Turna Savcının kenara giderken birden durmasını ayağına kramp girmesine bağlayan Rüzgar yanına yaklaşıp Nazlı'yı kucağından alarak Mert'e vermişti. Bu sayede Nazlı'nın zarar görmeden sudan çıkmasını sağlamışlardı.
Bu esnada Turna Savcı ile konuşmaya çalışıyordu fakat ne "Ayağınıza kramp mı girdi?" sorusunu duyurabilmişti nede "İyi misiniz? Sudan çıkmamız gerekiyor?" sorusuna cevap alabilmişti. 'Neden cevap vermiyor?' düşüncesini bir kenara atarak dalgalarda savrulduğu halde kendini suya bırakmış, odun parçası gibi yön bulan savcıyı belinden tutarak yüzüne baktı. Gözlerindeki buğulanma ve acıyı görse de anlam veremeyen komutan, savcının "Kardeşim Tuna" demesini duymuş yetmezmiş gibi çırpınarak nehre doğru gitmeye çalışırken "Tuna , Tuna Hayır." diye bağırmalarına şahit olmuştu.

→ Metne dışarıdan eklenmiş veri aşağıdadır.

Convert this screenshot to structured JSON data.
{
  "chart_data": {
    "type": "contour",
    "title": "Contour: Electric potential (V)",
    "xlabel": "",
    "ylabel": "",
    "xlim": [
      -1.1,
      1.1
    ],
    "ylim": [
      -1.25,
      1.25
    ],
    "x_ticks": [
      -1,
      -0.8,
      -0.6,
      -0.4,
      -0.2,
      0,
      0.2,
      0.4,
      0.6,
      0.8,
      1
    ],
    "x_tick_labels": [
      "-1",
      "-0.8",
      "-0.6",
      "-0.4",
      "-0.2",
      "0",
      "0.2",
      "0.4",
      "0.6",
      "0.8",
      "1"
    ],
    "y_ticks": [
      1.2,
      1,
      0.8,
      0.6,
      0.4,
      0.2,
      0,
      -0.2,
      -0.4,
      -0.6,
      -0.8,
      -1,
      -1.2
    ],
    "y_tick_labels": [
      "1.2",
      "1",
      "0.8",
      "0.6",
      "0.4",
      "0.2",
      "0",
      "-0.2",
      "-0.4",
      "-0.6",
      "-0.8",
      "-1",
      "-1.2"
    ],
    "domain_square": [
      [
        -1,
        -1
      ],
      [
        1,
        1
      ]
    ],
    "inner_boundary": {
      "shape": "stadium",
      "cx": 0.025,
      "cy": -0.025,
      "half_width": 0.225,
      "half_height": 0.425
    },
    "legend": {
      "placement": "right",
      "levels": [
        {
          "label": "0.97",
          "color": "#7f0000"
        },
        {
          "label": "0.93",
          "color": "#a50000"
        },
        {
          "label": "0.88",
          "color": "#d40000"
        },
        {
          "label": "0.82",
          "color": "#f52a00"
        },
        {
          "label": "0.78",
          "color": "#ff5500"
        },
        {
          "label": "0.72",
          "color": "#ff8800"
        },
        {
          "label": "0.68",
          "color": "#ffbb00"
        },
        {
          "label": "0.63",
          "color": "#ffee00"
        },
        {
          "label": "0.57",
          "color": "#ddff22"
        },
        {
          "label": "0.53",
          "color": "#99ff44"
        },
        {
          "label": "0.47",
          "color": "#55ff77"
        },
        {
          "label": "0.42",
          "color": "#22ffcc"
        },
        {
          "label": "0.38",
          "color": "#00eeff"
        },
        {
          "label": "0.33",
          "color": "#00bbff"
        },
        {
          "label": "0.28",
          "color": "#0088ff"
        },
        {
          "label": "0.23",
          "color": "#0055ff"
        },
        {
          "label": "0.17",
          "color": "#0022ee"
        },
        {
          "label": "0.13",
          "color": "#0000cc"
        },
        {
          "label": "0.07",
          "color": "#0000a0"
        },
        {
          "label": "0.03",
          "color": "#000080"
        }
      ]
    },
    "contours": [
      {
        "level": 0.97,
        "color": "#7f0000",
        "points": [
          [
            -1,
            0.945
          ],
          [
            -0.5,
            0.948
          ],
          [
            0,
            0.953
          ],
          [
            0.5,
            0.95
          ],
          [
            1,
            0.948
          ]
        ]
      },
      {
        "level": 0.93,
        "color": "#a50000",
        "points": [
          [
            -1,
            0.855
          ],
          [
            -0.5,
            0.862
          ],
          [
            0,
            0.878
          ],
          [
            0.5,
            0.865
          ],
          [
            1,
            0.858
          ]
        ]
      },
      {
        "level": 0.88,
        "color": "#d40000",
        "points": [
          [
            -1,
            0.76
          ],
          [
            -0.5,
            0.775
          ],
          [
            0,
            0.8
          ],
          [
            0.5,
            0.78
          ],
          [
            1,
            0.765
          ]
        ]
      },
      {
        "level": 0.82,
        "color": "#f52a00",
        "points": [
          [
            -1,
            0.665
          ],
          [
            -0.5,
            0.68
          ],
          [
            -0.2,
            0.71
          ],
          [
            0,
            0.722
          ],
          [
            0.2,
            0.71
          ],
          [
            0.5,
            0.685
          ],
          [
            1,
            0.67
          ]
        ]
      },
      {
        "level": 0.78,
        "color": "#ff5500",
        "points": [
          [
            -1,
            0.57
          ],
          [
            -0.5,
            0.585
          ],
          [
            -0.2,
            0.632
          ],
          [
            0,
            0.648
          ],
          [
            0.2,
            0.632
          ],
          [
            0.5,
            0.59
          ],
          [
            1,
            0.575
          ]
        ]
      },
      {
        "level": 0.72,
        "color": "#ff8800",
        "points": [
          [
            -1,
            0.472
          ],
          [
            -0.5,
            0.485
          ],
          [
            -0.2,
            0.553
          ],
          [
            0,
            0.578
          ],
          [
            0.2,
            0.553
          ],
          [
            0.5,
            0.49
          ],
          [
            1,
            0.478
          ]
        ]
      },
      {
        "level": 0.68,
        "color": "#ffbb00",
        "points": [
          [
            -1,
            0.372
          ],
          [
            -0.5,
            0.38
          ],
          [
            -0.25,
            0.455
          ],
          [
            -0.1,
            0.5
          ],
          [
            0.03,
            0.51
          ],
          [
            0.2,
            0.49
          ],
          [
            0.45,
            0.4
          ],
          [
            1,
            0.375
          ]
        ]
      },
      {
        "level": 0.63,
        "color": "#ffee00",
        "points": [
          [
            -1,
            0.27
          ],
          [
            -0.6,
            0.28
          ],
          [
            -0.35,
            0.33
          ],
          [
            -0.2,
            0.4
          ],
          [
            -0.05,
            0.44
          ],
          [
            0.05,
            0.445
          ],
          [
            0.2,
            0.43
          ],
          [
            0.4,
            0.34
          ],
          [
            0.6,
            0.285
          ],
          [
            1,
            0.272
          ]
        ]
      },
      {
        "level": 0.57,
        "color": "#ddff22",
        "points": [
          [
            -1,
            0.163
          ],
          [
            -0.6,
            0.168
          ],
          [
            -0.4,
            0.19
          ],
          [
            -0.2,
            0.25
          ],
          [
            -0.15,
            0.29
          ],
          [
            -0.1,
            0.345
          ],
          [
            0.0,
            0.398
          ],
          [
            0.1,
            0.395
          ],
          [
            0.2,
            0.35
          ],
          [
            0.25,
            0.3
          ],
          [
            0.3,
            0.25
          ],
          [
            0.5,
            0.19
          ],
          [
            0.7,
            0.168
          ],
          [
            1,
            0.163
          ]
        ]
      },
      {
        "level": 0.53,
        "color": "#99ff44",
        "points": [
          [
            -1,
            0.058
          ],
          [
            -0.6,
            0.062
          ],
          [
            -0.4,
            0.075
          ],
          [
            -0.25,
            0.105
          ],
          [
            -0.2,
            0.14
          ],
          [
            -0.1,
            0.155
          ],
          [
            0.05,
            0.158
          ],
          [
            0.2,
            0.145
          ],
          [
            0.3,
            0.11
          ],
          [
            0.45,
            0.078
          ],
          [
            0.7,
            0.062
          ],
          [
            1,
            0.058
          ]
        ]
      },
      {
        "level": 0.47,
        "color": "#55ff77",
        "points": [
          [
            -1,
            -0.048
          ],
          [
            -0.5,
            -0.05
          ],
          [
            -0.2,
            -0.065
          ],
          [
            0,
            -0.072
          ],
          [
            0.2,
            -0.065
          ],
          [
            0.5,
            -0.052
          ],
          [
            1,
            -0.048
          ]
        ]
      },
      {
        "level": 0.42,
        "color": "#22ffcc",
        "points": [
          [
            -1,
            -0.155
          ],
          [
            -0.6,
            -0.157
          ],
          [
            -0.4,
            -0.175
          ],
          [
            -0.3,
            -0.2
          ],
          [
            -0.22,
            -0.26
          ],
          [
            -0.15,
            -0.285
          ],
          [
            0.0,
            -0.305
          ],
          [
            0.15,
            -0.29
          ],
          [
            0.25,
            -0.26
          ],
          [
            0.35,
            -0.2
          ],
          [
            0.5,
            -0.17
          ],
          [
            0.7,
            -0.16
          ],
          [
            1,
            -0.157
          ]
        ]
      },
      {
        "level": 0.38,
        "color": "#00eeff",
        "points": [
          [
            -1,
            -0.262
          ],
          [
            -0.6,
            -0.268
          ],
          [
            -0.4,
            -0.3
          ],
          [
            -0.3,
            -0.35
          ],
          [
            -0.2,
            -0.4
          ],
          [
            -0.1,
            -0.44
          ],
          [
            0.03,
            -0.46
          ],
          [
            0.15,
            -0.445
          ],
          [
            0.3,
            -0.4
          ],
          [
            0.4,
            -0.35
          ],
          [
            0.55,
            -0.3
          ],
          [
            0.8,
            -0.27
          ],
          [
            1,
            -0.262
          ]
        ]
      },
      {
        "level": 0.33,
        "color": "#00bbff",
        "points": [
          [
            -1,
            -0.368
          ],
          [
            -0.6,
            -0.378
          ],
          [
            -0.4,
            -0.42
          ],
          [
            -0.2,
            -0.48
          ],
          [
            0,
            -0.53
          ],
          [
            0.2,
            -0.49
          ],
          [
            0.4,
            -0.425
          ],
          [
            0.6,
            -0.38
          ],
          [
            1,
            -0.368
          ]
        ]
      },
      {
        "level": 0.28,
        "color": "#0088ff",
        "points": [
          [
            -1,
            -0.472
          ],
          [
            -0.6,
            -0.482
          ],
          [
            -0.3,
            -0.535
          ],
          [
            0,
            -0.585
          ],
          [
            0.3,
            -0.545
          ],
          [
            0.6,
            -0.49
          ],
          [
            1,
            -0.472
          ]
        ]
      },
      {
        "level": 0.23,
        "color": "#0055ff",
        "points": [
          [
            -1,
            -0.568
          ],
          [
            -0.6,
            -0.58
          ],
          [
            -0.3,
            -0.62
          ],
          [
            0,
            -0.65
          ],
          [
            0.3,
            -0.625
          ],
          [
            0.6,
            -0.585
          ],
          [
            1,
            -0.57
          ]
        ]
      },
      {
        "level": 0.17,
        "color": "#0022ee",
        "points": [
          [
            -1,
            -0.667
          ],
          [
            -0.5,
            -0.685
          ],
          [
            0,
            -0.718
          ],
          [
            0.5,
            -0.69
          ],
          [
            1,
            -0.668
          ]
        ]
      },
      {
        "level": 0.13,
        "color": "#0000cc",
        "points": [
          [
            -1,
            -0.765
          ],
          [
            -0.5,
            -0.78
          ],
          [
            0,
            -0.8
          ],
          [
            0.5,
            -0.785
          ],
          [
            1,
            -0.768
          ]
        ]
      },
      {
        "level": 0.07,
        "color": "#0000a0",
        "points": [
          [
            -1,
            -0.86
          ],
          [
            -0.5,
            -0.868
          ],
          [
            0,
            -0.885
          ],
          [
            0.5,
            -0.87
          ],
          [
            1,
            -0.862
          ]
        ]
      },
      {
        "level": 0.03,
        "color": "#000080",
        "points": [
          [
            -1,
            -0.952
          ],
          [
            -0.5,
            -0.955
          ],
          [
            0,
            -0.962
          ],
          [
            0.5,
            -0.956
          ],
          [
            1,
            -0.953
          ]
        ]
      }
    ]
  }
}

Kendinde olmayan savcının beline kolunu sabitlemesi ve nehirden çıkarması birkaç dakikasını almıştı. Nazlı kendine gelmişti ama savcı kollarında çırpınarak ağlıyordu. Ne olduğunu bilmemekle beraber yaptığı şeylerin bilinçli yapmadığının farkındaydı ve içten içe neden bu hale geldiğini deli gibi merak ediyordu.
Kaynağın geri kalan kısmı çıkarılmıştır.